Er machte kehrt, Niall drehte dem Rest seinen Rücken zu. Und Kaum war sein Gesicht dem endlos scheinendem Gang zugewandt, spürte er, wie die erste brennende Träne ihm die Wange entlangrollte, sachte und kaum spürbar.

Er musste hier raus.

"Na los! Geh' nur heulen, Horan!", Matthew rief ihm hinterher und fast hätte Niall sich gefragt, wo das Lachen seiner Anhänger blieb, doch dieses folgte kurz darauf bereits.

Er musste weg.

Ein letztes Mal drehte er sich um, erhob seine Hand und zeigte Matthew seinen Mittelfinger. Sollte er ihn ruhig blutig schlagen, oder gar taub! Es war ihm egal.

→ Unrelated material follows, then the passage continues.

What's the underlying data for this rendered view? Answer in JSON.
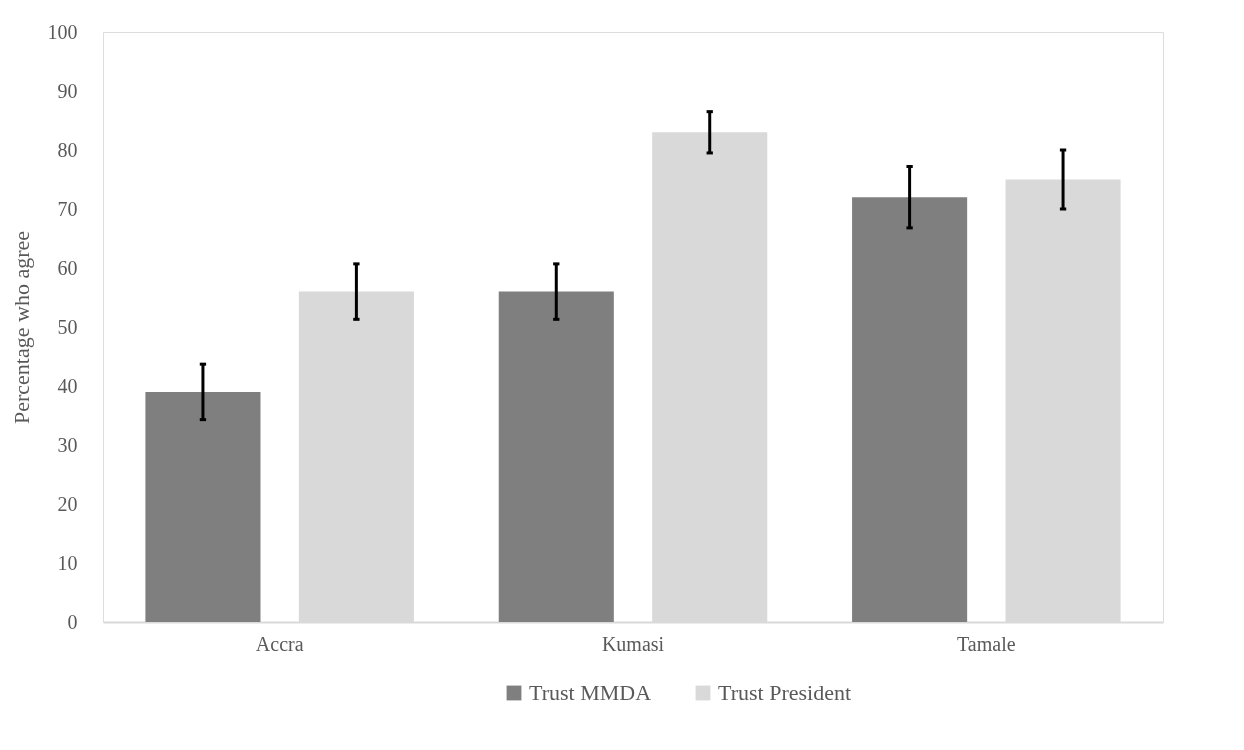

"Gratulation, Matthew.", mehr sagte er nicht, doch er wusste, der Angesprochene hatte ihn klar und deutlich verstanden und ebenfalls wusste er, dass er seine Tränen gesehen hatte. Doch sah er auch die Narben und Wunden, die er verursacht hatte? Sah er die tränenerstickten Schreie auf den Lippen des Jüngeren und das leise Murmeln nach Hilfe, welches nie direkt ausgesprochen wurde?

Weg von Matthew.

Niall verschwand.

Weg von all den Menschen.

Das große Schulgebäude ließ er zurück und kein Blick schien es mehr wert, hinter sich geworfen zu werden.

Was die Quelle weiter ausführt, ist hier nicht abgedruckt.